Alınak: Bugünkü iktidar yapısı, tek parti ve 12 Eylül faşist dönemiyle örtüşüyor

Deneyimli Kürt siyasetçi Mahmut Alınak, Kronos'a konuştu: Bir benzetme yapmak gerekirse, bugünkü iktidar yapısı, tek parti ve 12 Eylül faşist dönemiyle örtüşüyor...Umarım yanılırım; bence Selahattin Demirtaş serbest bırakılmayacak.

TUBA DEMİR 28 Aralık 2020 KRONOS ÖZEL

İki dönem milletvekilliği yapan, defalarca hapse düşen, son olarak geçtiğimiz aylarda Kars Cezaevinden tahliye edilen hukukçu, yazar ve Kürt siyasetçi Mahmut Alınak, son dönem gelişmelerini Kronos için yorumladı.

Türkiye’nin şu anki iktidar yapısı itibarı ile 12 Eylül faşist dönemiyle örtüştüğünü kaydeden Alınak, yeni bir çözüm süresi iddialarının da gerçeği yansıtmadığını söyledi. Alınak’a göre bu bir spekülasyon ve “Bu spekülasyonun kaynağı AKP’dir ve AKP seçim çalışması yapıyor.”

Son günlerin tartışmalı konusu çıplak aramaya ilişkin de Alınak, uygulamanın cezaevlerinde “rutin” olarak sürdürüldüğünü belirtti. Alınak, son girdiği Kars Cezaevinde koğuştaki herkesi çıplak aranarak alındığını kaydetti. Alınak, son olarak AİHM’in hakkında tahliye kararı verdiği Selahattin Demirtaş için de “Umarım yanılırım; bence Selahattin Demirtaş serbest bırakılmayacak” yorumunda bulundu.
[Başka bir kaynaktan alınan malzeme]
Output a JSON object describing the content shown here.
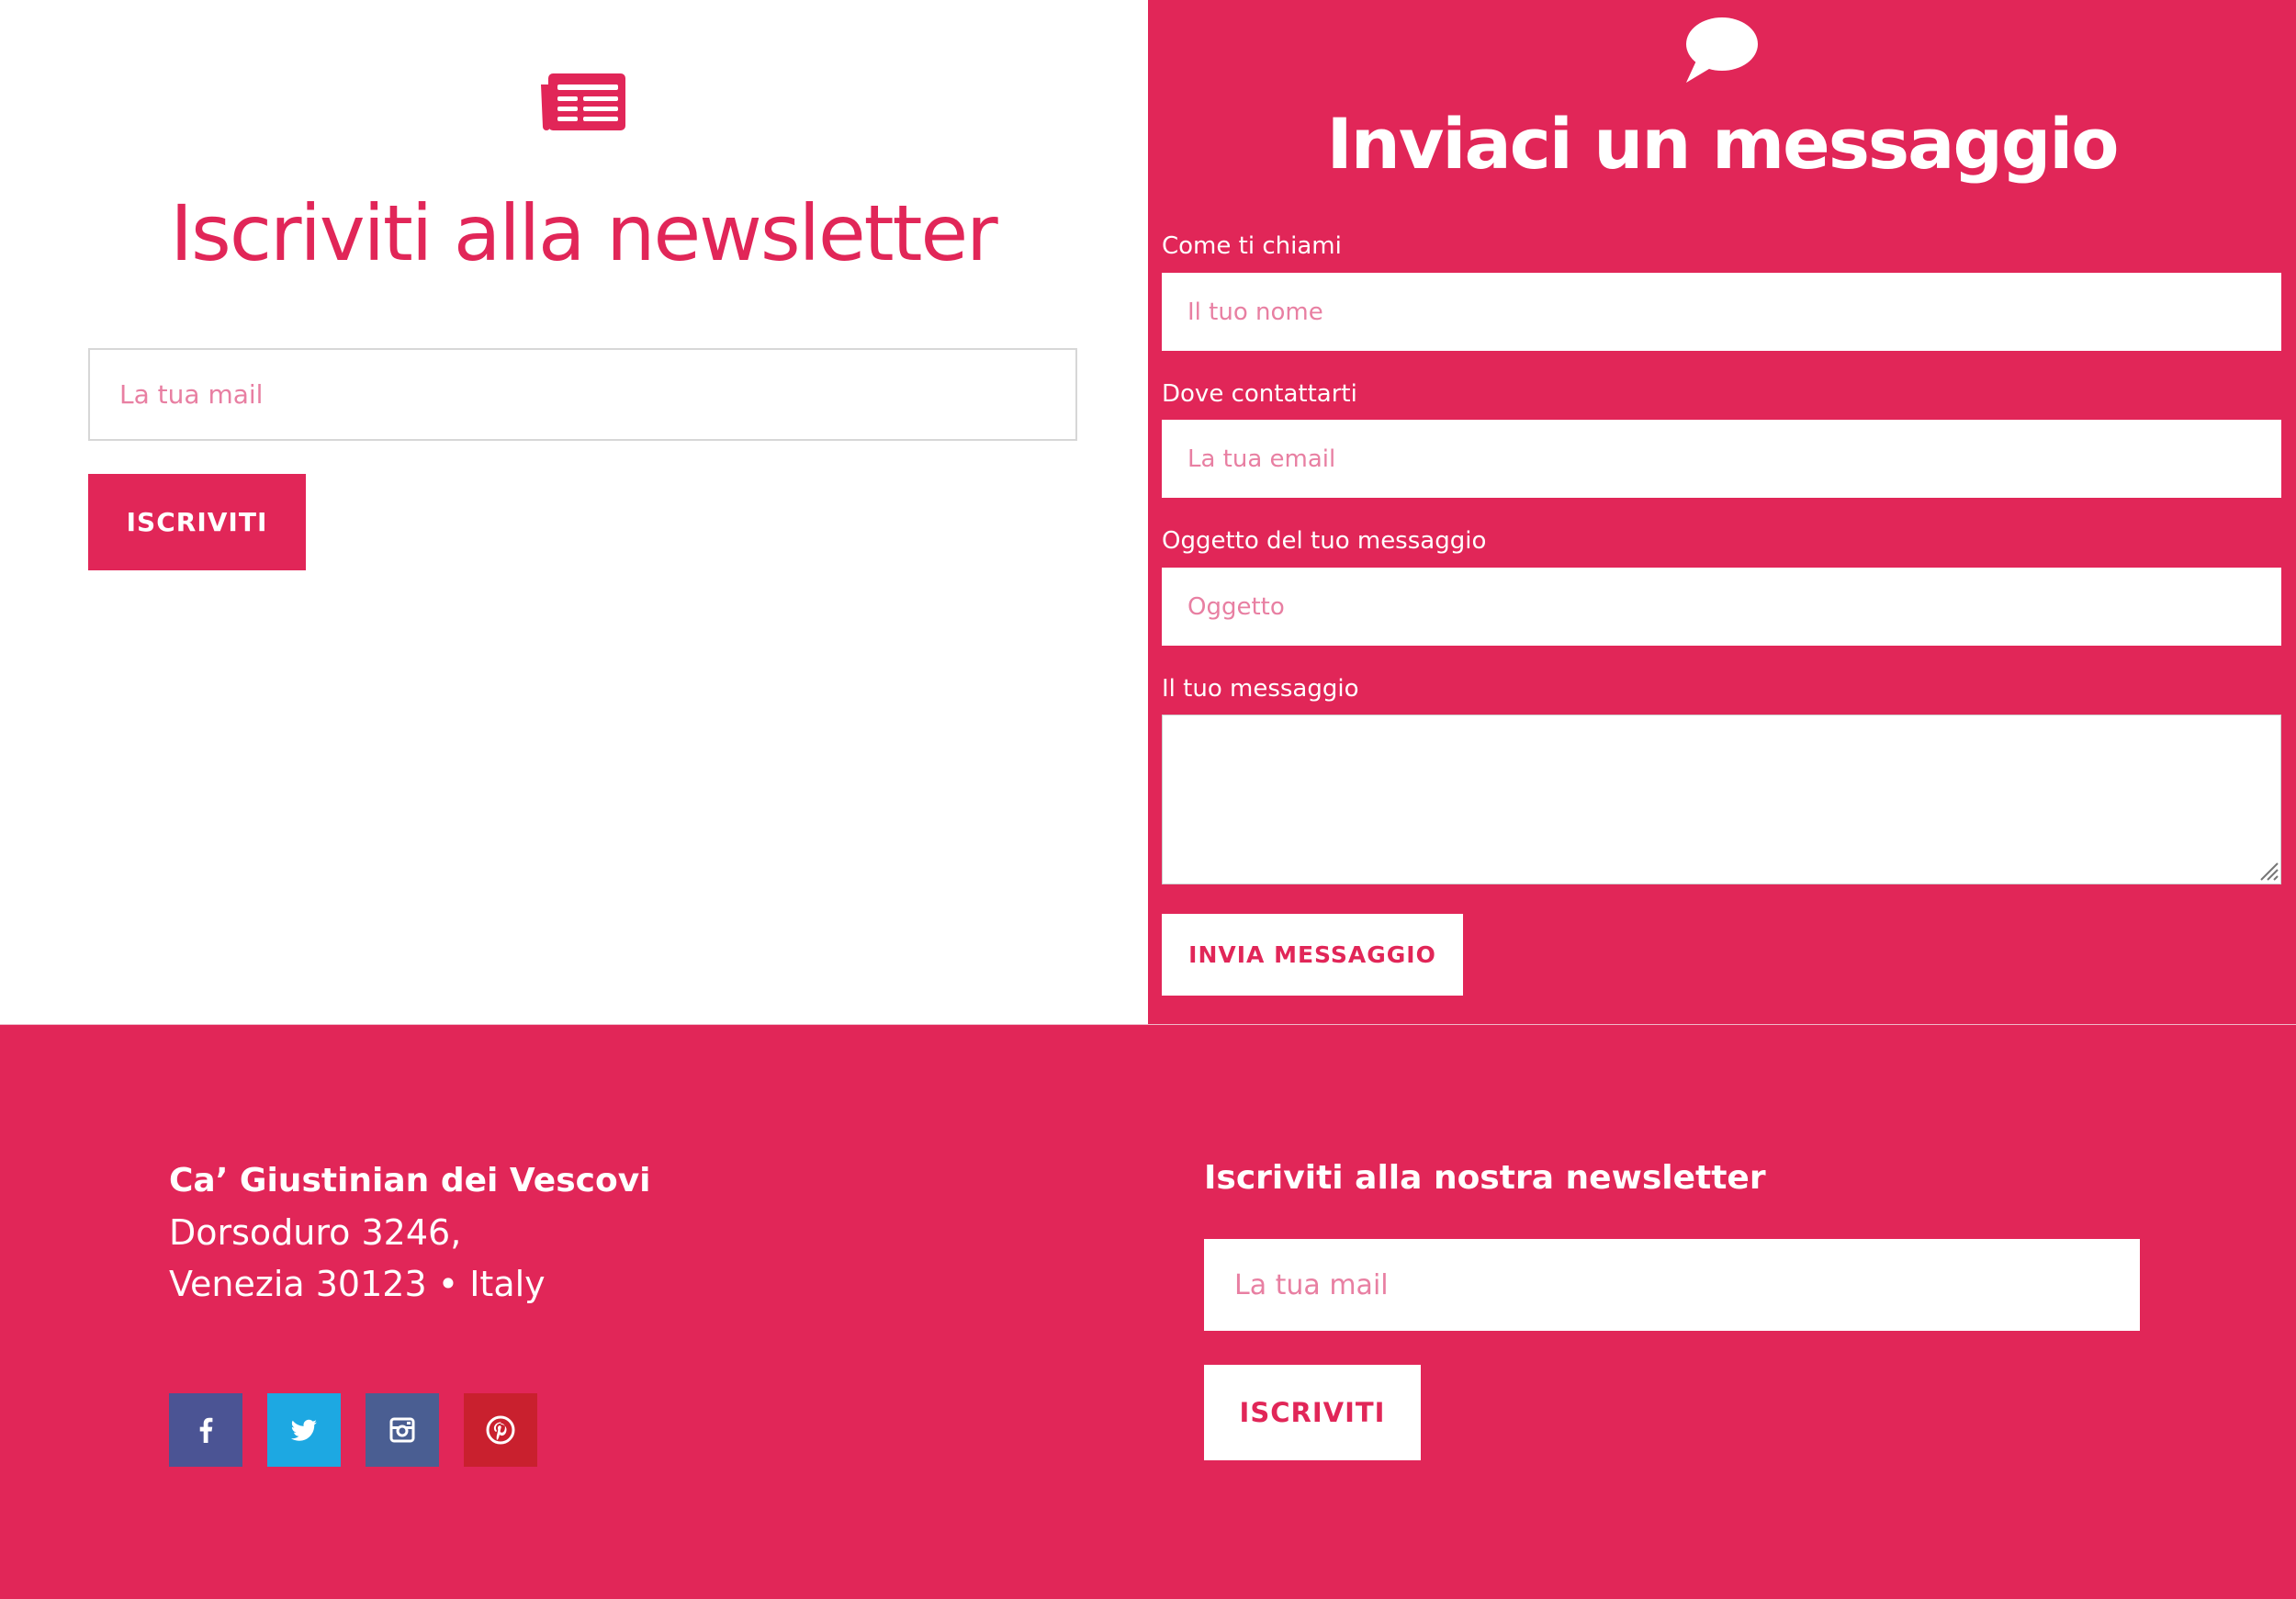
{
  "colors": {
    "brand": "#e12658",
    "white": "#ffffff",
    "placeholder": "#e87fa2"
  },
  "newsletter": {
    "icon": "newspaper-icon",
    "title": "Iscriviti alla newsletter",
    "email_placeholder": "La tua mail",
    "button_label": "ISCRIVITI"
  },
  "contact": {
    "icon": "speech-bubble-icon",
    "title": "Inviaci un messaggio",
    "fields": [
      {
        "label": "Come ti chiami",
        "placeholder": "Il tuo nome"
      },
      {
        "label": "Dove contattarti",
        "placeholder": "La tua email"
      },
      {
        "label": "Oggetto del tuo messaggio",
        "placeholder": "Oggetto"
      },
      {
        "label": "Il tuo messaggio",
        "placeholder": ""
      }
    ],
    "button_label": "INVIA MESSAGGIO"
  },
  "footer": {
    "address": {
      "name": "Ca’ Giustinian dei Vescovi",
      "line1": "Dorsoduro 3246,",
      "line2": "Venezia 30123 • Italy"
    },
    "social": [
      {
        "icon": "facebook-icon",
        "color": "#4b5494"
      },
      {
        "icon": "twitter-icon",
        "color": "#1da8e2"
      },
      {
        "icon": "instagram-icon",
        "color": "#4a5e92"
      },
      {
        "icon": "pinterest-icon",
        "color": "#c9202e"
      }
    ],
    "newsletter": {
      "title": "Iscriviti alla nostra newsletter",
      "email_placeholder": "La tua mail",
      "button_label": "ISCRIVITI"
    }
  }
}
1991 yılında Meclis’e giren DEP milletvekillerinin dokunulmazlıkları kaldırılmış, TBMM çıkışında sivil polisler tarafından gözaltına alınmışlardı.
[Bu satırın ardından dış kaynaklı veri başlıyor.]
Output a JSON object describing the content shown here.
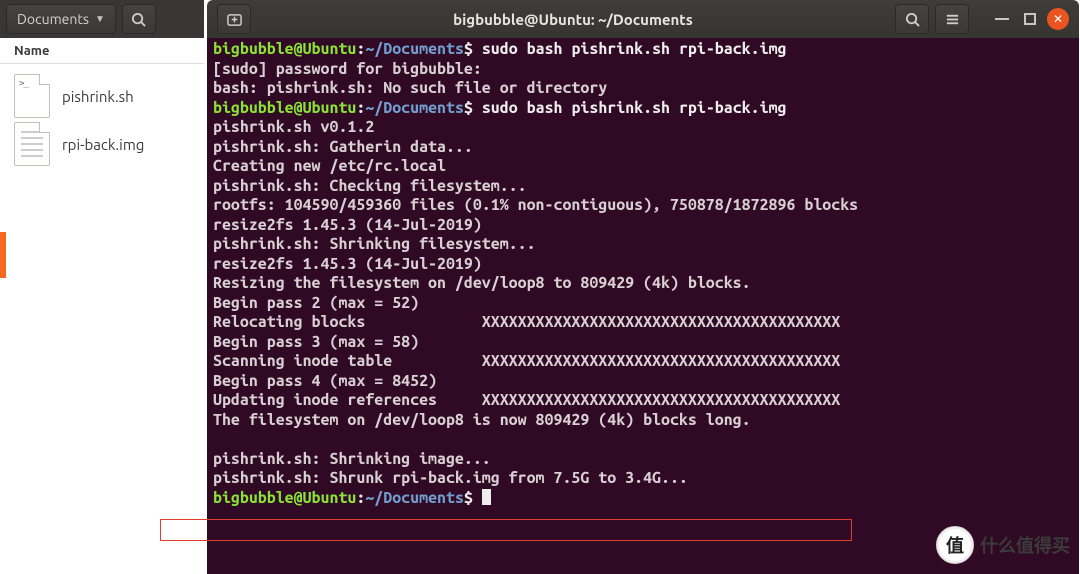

Mahmut Alınak’ın sorularımıza verdiği cevaplar şöyle:

BUGÜNKÜ İKTİDAR YAPISI 12 EYLÜL FAŞİST YÖNETİMİNE BENZİYOR

Bugün iktidar yapısı, uygulamaları Türkiye’nin hangi dönemi ile benzerlikler ve farklılıklar taşıyor?
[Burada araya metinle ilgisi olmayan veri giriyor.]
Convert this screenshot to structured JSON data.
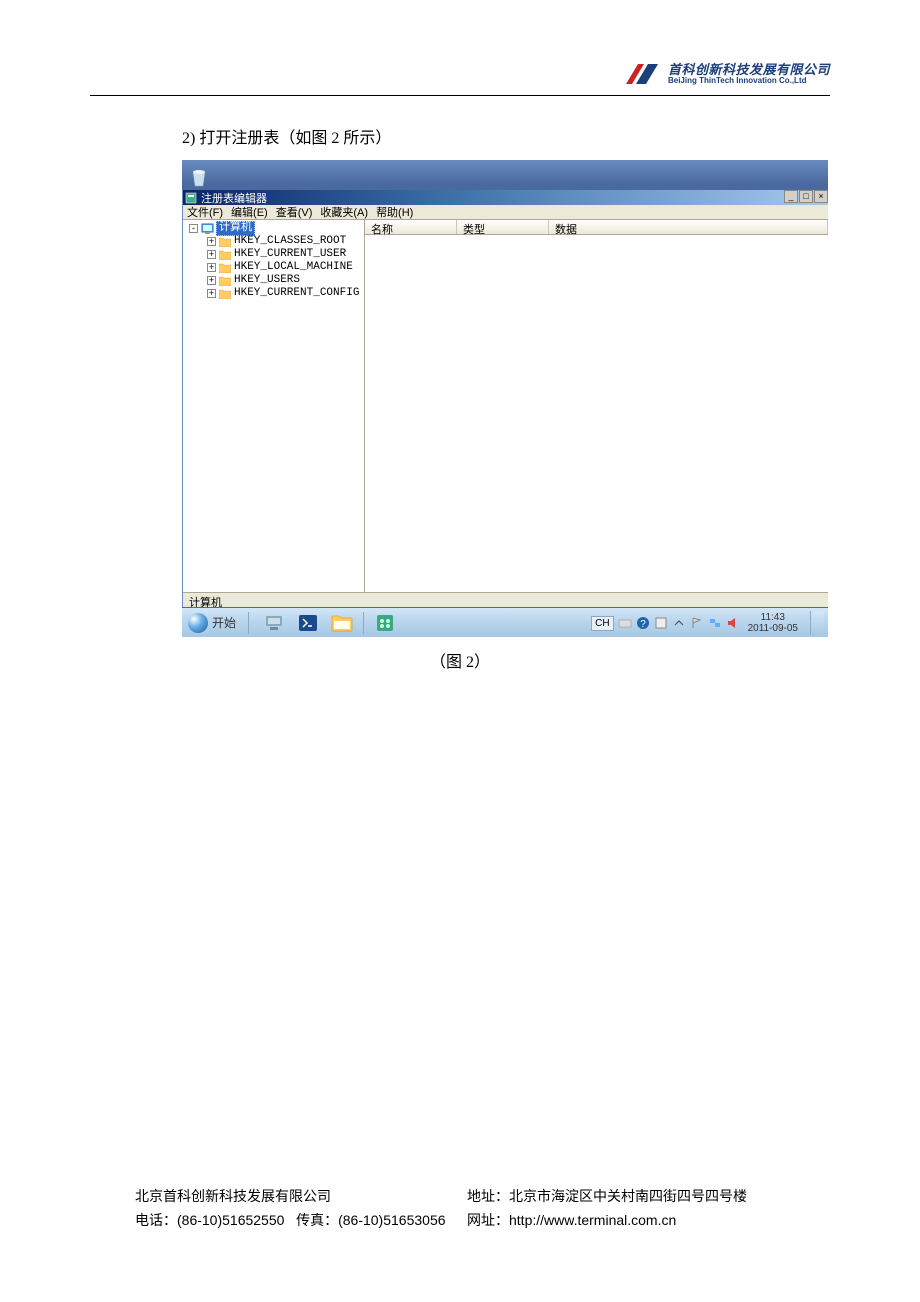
{
  "header": {
    "company_cn": "首科创新科技发展有限公司",
    "company_en": "BeiJing ThinTech Innovation Co.,Ltd"
  },
  "body": {
    "step_text": "2)  打开注册表（如图 2 所示）",
    "caption": "（图 2）"
  },
  "regedit": {
    "title": "注册表编辑器",
    "menu": {
      "file": "文件(F)",
      "edit": "编辑(E)",
      "view": "查看(V)",
      "favorites": "收藏夹(A)",
      "help": "帮助(H)"
    },
    "tree": {
      "root": "计算机",
      "keys": [
        "HKEY_CLASSES_ROOT",
        "HKEY_CURRENT_USER",
        "HKEY_LOCAL_MACHINE",
        "HKEY_USERS",
        "HKEY_CURRENT_CONFIG"
      ]
    },
    "columns": {
      "name": "名称",
      "type": "类型",
      "data": "数据"
    },
    "status": "计算机"
  },
  "taskbar": {
    "start": "开始",
    "ime": "CH",
    "clock_time": "11:43",
    "clock_date": "2011-09-05"
  },
  "footer": {
    "company": "北京首科创新科技发展有限公司",
    "address": "地址：北京市海淀区中关村南四街四号四号楼",
    "phone": "电话：(86-10)51652550",
    "fax": "传真：(86-10)51653056",
    "web": "网址：http://www.terminal.com.cn"
  }
}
Burjuva anlamda da olsa Türkiye hiç dönemde demokrasi ile yönetilmedi. Her zaman bir baskı rejimi uygulandı. Uygulamalar bazen yumuşamış gibi görünse de, rejimin baskıcı karakteri değişmiyor. Ama yine de bir benzetme yapmak gerekirse, bugünkü iktidar yapısı, tek parti ve 12 Eylül faşist dönemiyle örtüşüyor.

“YENİ ÇÖZÜM SÜRECİ SPEKÜLASYONUN KAYNAĞI AKP’DİR, SEÇİM ÇALIMASI YAPIYOR”

İktidarın Kürt sorununda yeni bir çözüm süreci arayışında olduğu iddialarına katılıyor musunuz? Sizce bunun işaretleri var mı?

Bu söylentilerin mimarı AKP’dir. Kürtlerin ağzına bir defa daha bir parmak bal çalmak istiyorlar. Kürtler geçmişte Çözüm Süreci diye acı bir şekilde aldatıldılar ve hiç olmayacak hayallere kapıldılar. Oysa Umarım yanılırım; bence Selahattin Demirtaş serbest bırakılmayacak! Siyaseti az çok okuyan bir insan o tuzağı görebilirdi. O günlerde, Kürt Sorununu Çözecek Son Kişi, başlıklı bir makale yazarak, AKP ve Tayyip Erdoğan’ın Kürt meselesini neden çözmeyeceklerini detaylı bir şekilde anlatmıştım. Dediğim gibi bu spekülasyonun kaynağı AKP’dir ve AKP seçim çalışması yapıyor.

 Sizin de bir dönem içinde bulunduğunuz Kürt siyaseti bağlamında, HDP sizce bugün iyi bir sınav veriyor mu? 

HDP dört bir taraftan kuşatılmış durumdadır. Böyle zor bir zamanda HDP’yi eleştirmenin doğru bir tavır olmadığını düşünüyorum. “HDP yapamıyorsa, buyur sen yap,” derler adama. Kendimi de içine katarak söylüyorum: Kim ne yapmak istiyorsa, yapsın. HDP’yi eleştirmenin bir yararı yok.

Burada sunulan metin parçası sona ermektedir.